The subcommittee has talked about other ideas – for example running an “industry day” at McMaster Innovation Park aimed at motivating children to enter the field, with talks by professionals in different areas, where perhaps the students bring what projects they have been working on to show off to one another. The more mentors that engage in this process the more viable ideas like these become.

Another big topic of discussion was improving the official school curriculum. Right now the amount of software development education made available to students varies from school to school in Ontario, with the resources of the school and the background knowledge of the teachers being constraints. Obviously long term it’s critical to have more material integrated into the standard curriculum itself, but in the meantime extracurricular activities can help fill the gap. And to be honest, software development is a passion and a community as much as it is an academic discipline, so extra curricular activities may be as important or more important to getting more kids into coding.

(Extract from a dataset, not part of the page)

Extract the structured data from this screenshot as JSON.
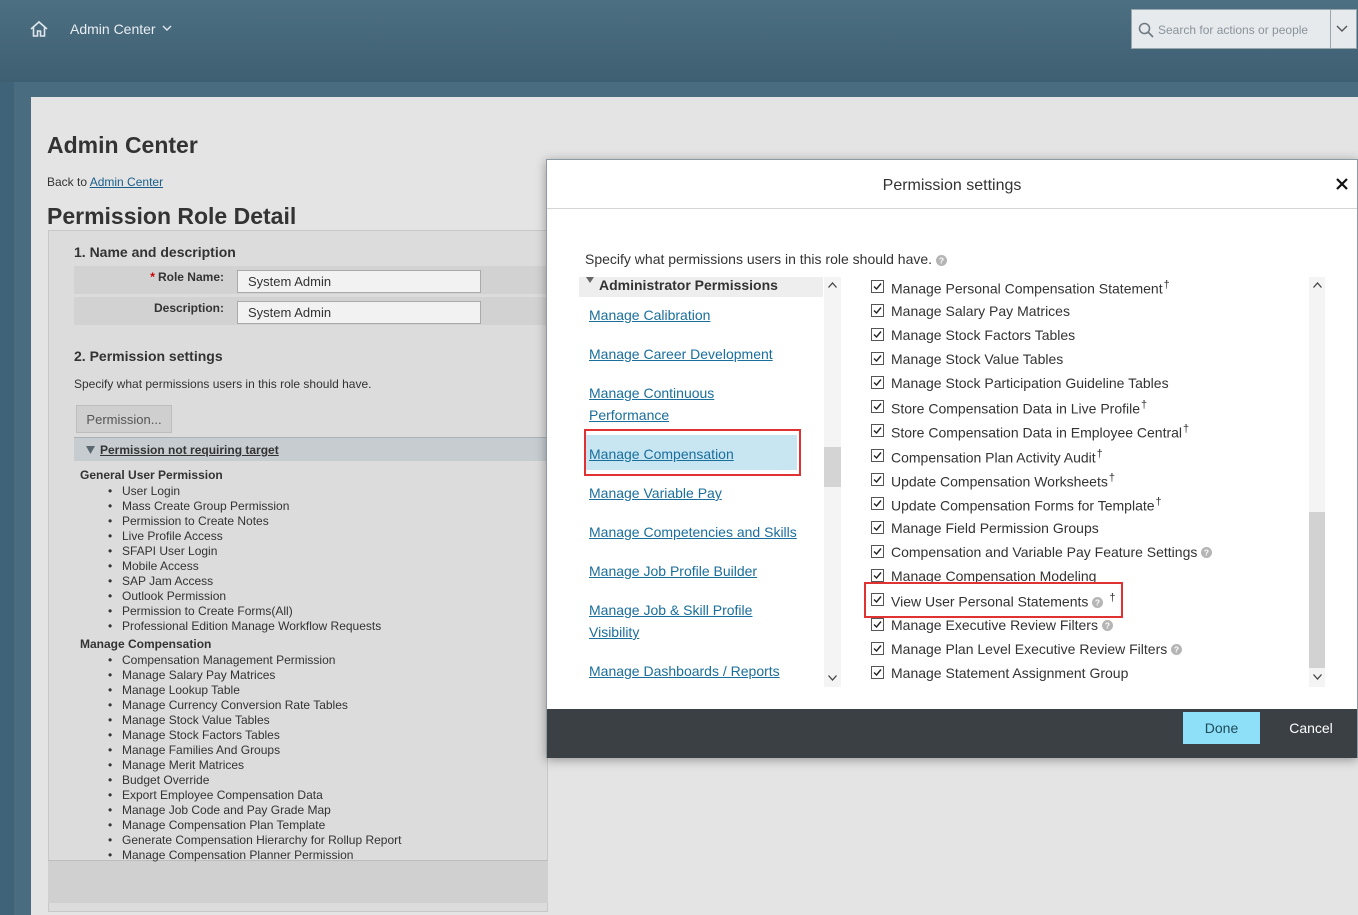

Other discussions have been related to getting Hour of Code started in Hamilton for next year, or getting clubs started in high school.

These discussions are important, but we’re now at the point of moving forward with a pilot project. As a community builds around this subcommittee we can begin to tackle more problems, but it takes time to get things to the implementation stage.

This is not the first time that people have tried to get code clubs started in Hamilton-area schools. The process is difficult for bureaucratic and other reasons, but we have finally cleared enough hurdles to get these clubs started. We’ll hopefully make this process more streamlined in the future, for example by getting the police background checks covered by someone, by more clearly outlining the curriculum, sign-up forms, etc. But for this pilot project we’re going to need some willing people with a “can do” attitude to help us get these clubs off the ground.

I’m personally looking forward to running a code club in the new year, and I’ll be blogging about the experience as much as I can (in a general privacy-respecting sense) to let people know how it goes. I’m so excited!